I couldn’t make it to the Miranda Henke memorial. I could have gotten there. That wouldn’t have been a problem. It would have been only a couple of miles to get there on my bike or even a bus. No, I needed to get away. I haven’t been doing very well lately. So, I headed up to my parents house to spend the night.
I suspect my frustrations and bad mood are two fold. I keep myself too busy. I need to lighten the load on my calendar. Sometimes I jokingly say that I’ll sleep when I’m dead. But, I often do pass out doing something. Also, I’ve been dealing with the withdrawal from not having testosterone blockers. They are in the mail and quite honestly, can not get here soon enough. I’m still on estrogen. But, their not as effective without the blockers. I would love to get an orchiectomy. And might do that in the next year. But, until then, I’ll have to deal with the hell that is spironolactone.

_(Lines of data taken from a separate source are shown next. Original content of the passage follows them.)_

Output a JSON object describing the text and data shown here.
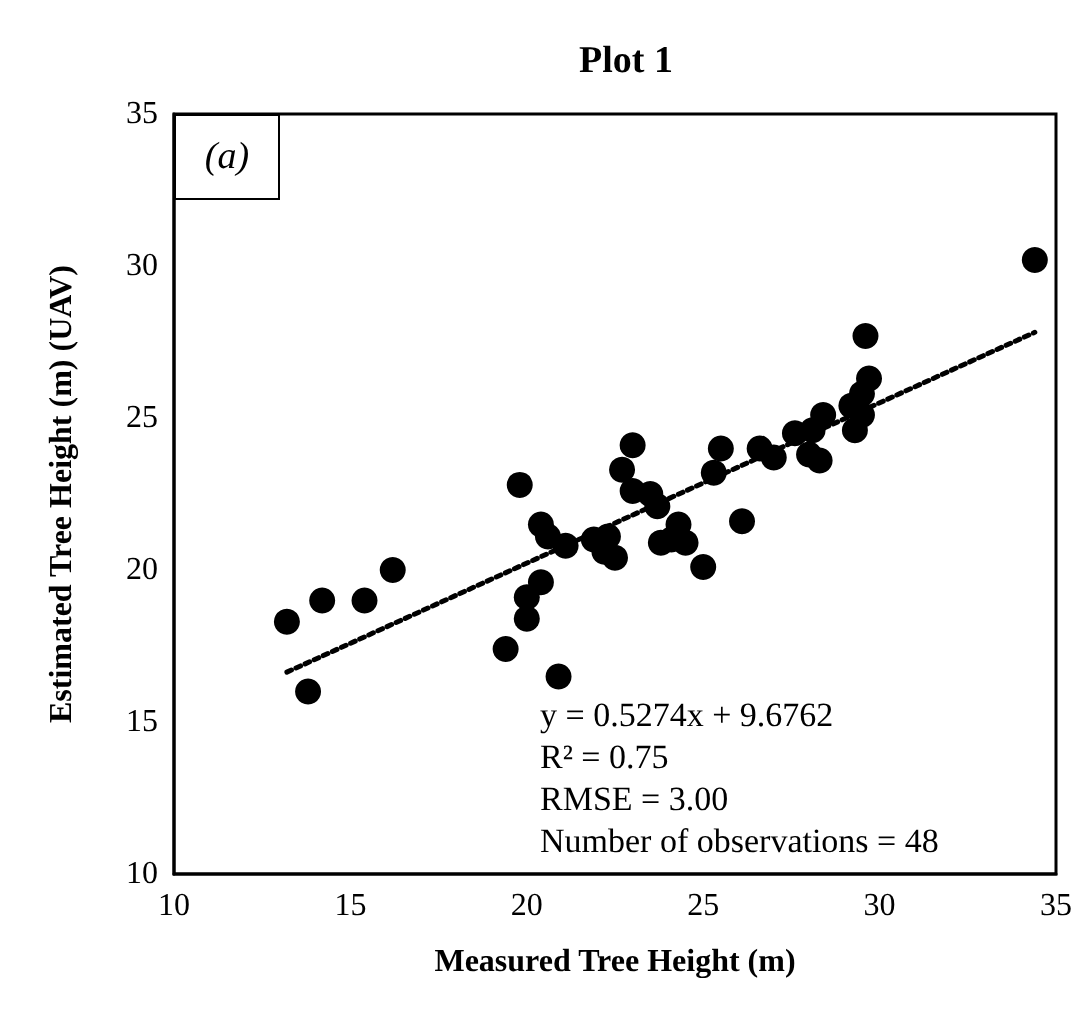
{
  "chart_data": {
    "type": "scatter",
    "title": "Plot 1",
    "xlabel": "Measured Tree Height (m)",
    "ylabel": "Estimated Tree Height (m) (UAV)",
    "xlim": [
      10,
      35
    ],
    "xticks": [
      10,
      15,
      20,
      25,
      30,
      35
    ],
    "ylim": [
      10,
      35
    ],
    "yticks": [
      10,
      15,
      20,
      25,
      30,
      35
    ],
    "grid": false,
    "marker": "circle",
    "annotations": [
      "(a)",
      "y = 0.5274x + 9.6762",
      "R² = 0.75",
      "RMSE = 3.00",
      "Number of observations = 48"
    ],
    "series": [
      {
        "color": "#000000",
        "x": [
          34.4,
          29.6,
          29.7,
          29.5,
          29.2,
          29.5,
          29.3,
          28.4,
          28.1,
          27.6,
          28.0,
          28.3,
          26.6,
          27.0,
          25.5,
          25.3,
          23.0,
          22.7,
          19.8,
          23.0,
          23.5,
          23.7,
          26.1,
          20.4,
          20.6,
          21.1,
          21.9,
          22.3,
          22.2,
          22.5,
          23.8,
          24.3,
          24.5,
          24.1,
          25.0,
          16.2,
          15.4,
          14.2,
          13.2,
          20.4,
          20.0,
          20.0,
          19.4,
          20.9,
          13.8
        ],
        "values": [
          30.2,
          27.7,
          26.3,
          25.8,
          25.4,
          25.1,
          24.6,
          25.1,
          24.6,
          24.5,
          23.8,
          23.6,
          24.0,
          23.7,
          24.0,
          23.2,
          24.1,
          23.3,
          22.8,
          22.6,
          22.5,
          22.1,
          21.6,
          21.5,
          21.1,
          20.8,
          21.0,
          21.1,
          20.6,
          20.4,
          20.9,
          21.5,
          20.9,
          21.0,
          20.1,
          20.0,
          19.0,
          19.0,
          18.3,
          19.6,
          19.1,
          18.4,
          17.4,
          16.5,
          16.0
        ]
      },
      {
        "type": "line",
        "color": "#000000",
        "line_style": "dotted",
        "marker": "none",
        "x": [
          13.2,
          34.4
        ],
        "values": [
          16.64,
          27.82
        ]
      }
    ]
  }
}
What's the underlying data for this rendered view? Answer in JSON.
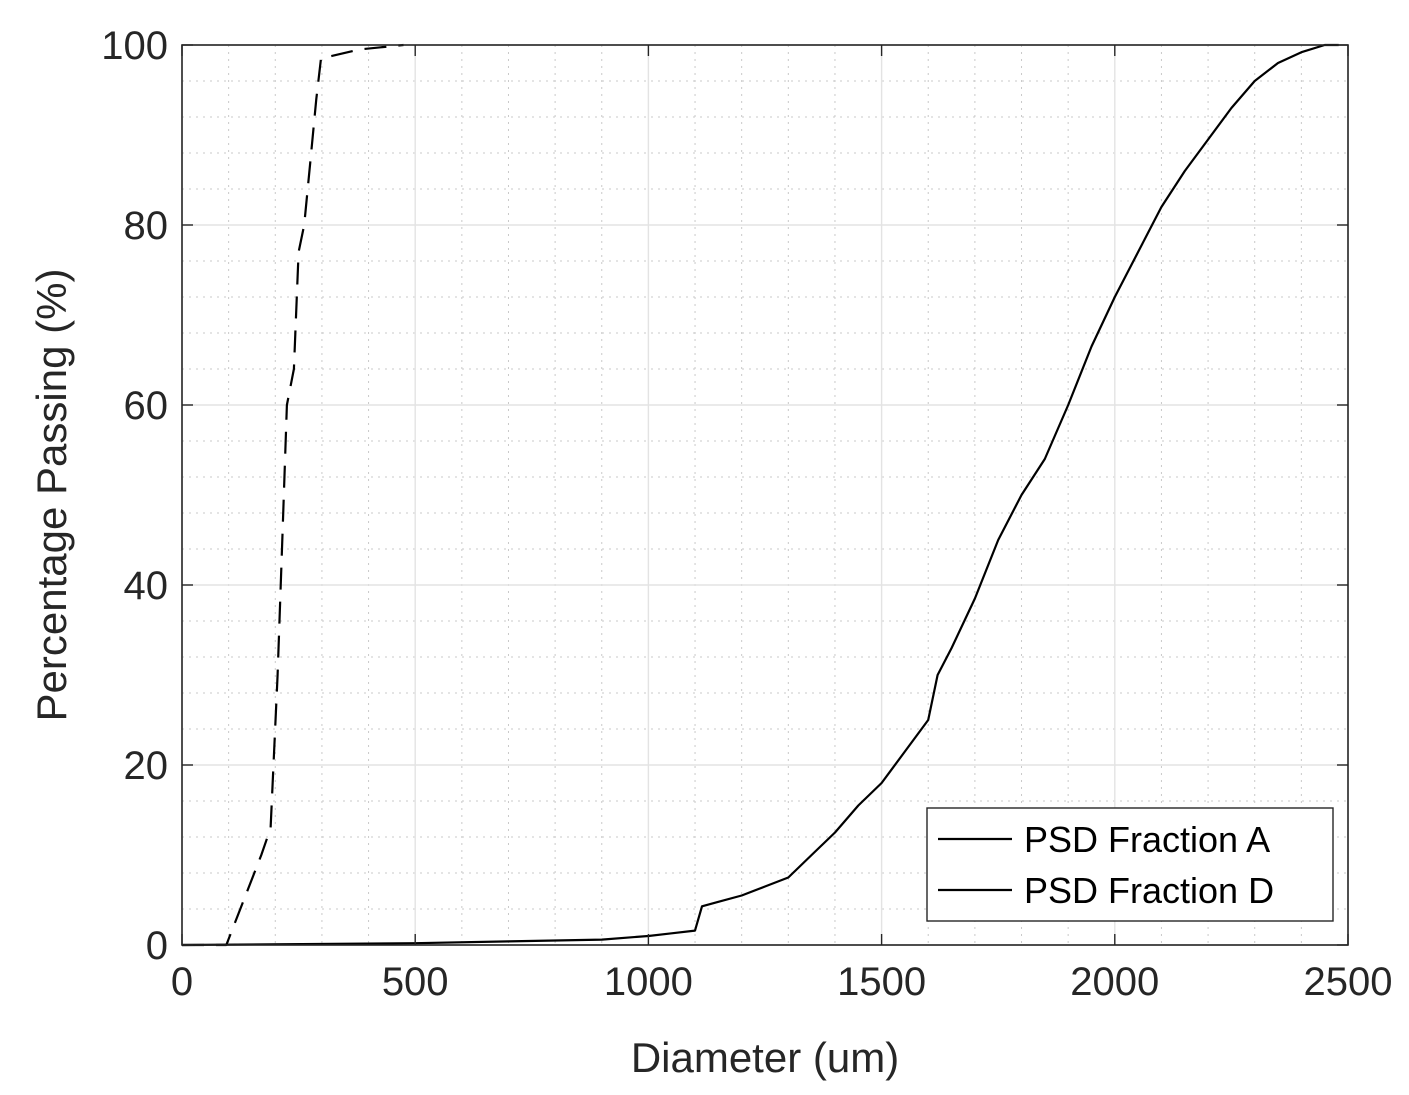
{
  "chart_data": {
    "type": "line",
    "xlabel": "Diameter (um)",
    "ylabel": "Percentage Passing (%)",
    "xlim": [
      0,
      2500
    ],
    "ylim": [
      0,
      100
    ],
    "xticks": [
      0,
      500,
      1000,
      1500,
      2000,
      2500
    ],
    "yticks": [
      0,
      20,
      40,
      60,
      80,
      100
    ],
    "grid": true,
    "minor_grid": true,
    "legend_position": "bottom-right",
    "series": [
      {
        "name": "PSD Fraction A",
        "line_style": "dashed",
        "color": "#000000",
        "x": [
          0,
          95,
          110,
          170,
          190,
          205,
          215,
          225,
          240,
          250,
          262,
          275,
          288,
          298,
          380,
          475
        ],
        "y": [
          0,
          0,
          2,
          10,
          13,
          30,
          45,
          60,
          64,
          77,
          80,
          87,
          94,
          98.5,
          99.5,
          100
        ]
      },
      {
        "name": "PSD Fraction D",
        "line_style": "solid",
        "color": "#000000",
        "x": [
          0,
          500,
          700,
          900,
          1000,
          1050,
          1100,
          1115,
          1150,
          1200,
          1250,
          1300,
          1350,
          1400,
          1450,
          1500,
          1550,
          1600,
          1620,
          1650,
          1700,
          1750,
          1800,
          1850,
          1900,
          1950,
          2000,
          2050,
          2100,
          2150,
          2200,
          2250,
          2300,
          2350,
          2400,
          2450,
          2480
        ],
        "y": [
          0,
          0.2,
          0.4,
          0.6,
          1,
          1.3,
          1.6,
          4.3,
          4.8,
          5.5,
          6.5,
          7.5,
          10,
          12.5,
          15.5,
          18,
          21.5,
          25,
          30,
          33,
          38.5,
          45,
          50,
          54,
          60,
          66.5,
          72,
          77,
          82,
          86,
          89.5,
          93,
          96,
          98,
          99.2,
          100,
          100
        ]
      }
    ]
  }
}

So, I headed up to Westminster day before yesterday on the express bus. And rode the short distance from the park and ride to their house. When I turned the corner and saw that my grandparents were there, I smiled. It had been almost a month since I had seen them. We had a very pleasant visit. It was nice catching up with them. And dinner was great. I’ll never turn down a home cooked meal. Even if it has mushrooms in it.
I ended up staying up later than my parents and catching up with the twitter, Facebook and google reader feeds. I then was slept in the next day, had a much needed conversation with my mom and a great lunch with a friend and her two kids. We went to a Chinese restaurant I’ve never been too. Which was fun. She even gave me a little present of chocolates from a friends business she visited on a recent trip. On my way out of the parking lot (I borrowed my mom’s car), I turned on the radio, which was tuned to a station my mom was listening too. I started laughing when I recognized the song shouting at me through the speakers. It was Diana Ross’ I’m Coming Out.
By the time I got back to my neighborhood and arrived at work, I felt rested and refreshed.
I really needed that little vacation. Now, I’m ready to take on the world once again. Even more so than you might imagine.